One further point about the election; it returned a minority government. In our system of governance, the government must maintain a majority on major bills and confidence votes. This could mean another election within a relatively short period. Other democratic states solve this problem by forming coalitions. But there is a significant campaigning issue that isn’t followed in Canada: election rhetoric cannot contain personal attacks on the credibility of an opposing candidate. It would be virtually impossible to form a coalition with someone whose credibility you have questioned.

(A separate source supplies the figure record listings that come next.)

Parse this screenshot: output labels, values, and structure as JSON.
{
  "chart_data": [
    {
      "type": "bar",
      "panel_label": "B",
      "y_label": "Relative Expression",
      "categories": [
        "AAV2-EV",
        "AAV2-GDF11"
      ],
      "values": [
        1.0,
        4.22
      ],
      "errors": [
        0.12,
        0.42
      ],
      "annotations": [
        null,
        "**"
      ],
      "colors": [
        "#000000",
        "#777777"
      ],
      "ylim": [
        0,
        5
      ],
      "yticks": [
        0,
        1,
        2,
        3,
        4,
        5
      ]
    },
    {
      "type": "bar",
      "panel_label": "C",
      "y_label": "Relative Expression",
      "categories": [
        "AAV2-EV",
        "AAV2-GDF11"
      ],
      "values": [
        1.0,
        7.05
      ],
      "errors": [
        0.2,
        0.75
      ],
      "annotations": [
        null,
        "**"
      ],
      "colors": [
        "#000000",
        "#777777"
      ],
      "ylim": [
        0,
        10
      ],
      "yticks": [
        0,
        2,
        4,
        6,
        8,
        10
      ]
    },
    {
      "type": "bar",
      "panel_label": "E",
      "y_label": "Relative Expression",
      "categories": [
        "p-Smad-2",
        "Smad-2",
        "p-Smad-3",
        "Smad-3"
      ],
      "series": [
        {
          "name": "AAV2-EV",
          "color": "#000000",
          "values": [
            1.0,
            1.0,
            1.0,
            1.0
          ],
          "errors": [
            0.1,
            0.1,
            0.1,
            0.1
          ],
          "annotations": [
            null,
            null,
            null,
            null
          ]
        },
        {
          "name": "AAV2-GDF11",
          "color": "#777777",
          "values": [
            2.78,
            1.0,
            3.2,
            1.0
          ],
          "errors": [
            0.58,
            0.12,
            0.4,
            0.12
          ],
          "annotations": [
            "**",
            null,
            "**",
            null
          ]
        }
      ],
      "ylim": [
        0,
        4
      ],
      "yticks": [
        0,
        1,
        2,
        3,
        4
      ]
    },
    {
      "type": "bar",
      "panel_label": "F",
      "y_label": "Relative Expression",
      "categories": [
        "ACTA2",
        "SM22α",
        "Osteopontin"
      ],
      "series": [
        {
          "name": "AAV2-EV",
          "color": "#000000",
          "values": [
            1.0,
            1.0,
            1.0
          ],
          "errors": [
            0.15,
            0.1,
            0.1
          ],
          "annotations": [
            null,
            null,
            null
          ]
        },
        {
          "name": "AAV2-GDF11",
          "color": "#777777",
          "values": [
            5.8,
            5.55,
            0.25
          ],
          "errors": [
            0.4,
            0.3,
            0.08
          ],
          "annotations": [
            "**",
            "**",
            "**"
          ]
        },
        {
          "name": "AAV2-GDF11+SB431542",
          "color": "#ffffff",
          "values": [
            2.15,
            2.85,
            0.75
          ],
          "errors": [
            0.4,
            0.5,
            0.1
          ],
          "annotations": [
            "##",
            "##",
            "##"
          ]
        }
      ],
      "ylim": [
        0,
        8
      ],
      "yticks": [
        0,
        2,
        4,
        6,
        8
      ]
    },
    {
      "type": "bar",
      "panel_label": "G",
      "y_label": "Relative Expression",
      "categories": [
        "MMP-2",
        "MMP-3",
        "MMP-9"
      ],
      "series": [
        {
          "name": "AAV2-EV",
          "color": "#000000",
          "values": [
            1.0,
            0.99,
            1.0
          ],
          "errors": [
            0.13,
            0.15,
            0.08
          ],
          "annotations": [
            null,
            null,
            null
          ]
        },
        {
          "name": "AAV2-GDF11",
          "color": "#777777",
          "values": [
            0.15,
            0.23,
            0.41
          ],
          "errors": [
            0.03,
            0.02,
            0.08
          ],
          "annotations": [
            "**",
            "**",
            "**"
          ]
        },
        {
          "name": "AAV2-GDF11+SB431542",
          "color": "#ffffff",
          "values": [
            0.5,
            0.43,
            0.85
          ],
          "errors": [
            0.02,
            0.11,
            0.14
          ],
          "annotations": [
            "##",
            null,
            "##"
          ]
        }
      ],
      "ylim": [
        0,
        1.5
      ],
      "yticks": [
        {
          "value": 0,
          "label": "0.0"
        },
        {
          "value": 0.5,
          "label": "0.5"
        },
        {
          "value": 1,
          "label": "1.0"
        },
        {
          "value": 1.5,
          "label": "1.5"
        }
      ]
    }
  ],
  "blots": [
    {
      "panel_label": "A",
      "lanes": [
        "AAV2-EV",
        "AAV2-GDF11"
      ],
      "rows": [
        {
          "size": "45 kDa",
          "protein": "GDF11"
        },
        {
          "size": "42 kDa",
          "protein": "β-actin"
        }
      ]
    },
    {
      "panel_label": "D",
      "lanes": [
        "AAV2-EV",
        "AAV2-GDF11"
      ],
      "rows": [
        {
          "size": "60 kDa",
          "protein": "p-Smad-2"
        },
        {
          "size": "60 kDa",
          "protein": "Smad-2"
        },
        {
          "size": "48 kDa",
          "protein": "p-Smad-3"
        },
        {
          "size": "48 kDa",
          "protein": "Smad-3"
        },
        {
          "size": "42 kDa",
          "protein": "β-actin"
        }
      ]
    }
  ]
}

Thus, we should expect our political candidates to follow the rules of civil discourse for political arguments. Such rules would include the maxim of quantity (appropriate length and depth), quality (truth), relation (relevance to the issues), and manner (clarity). The discourse should be conducted within the cooperative principle (the speaker’s contribution to the debate is such as is required by a genuine exchange of ideas on the issues under debate). These rules of discourse should apply to digital rhetoric as well as the more usual public debate.
Selecting representatives to parliament is our most powerful exercise in democracy. If parliament is to be a reflection of the will of the people, this election has shown drastic changes are needed. Our society is a complex mosaic and parliament must reflect this in the methods of electing representatives, forming governments and public discourse that includes digital media.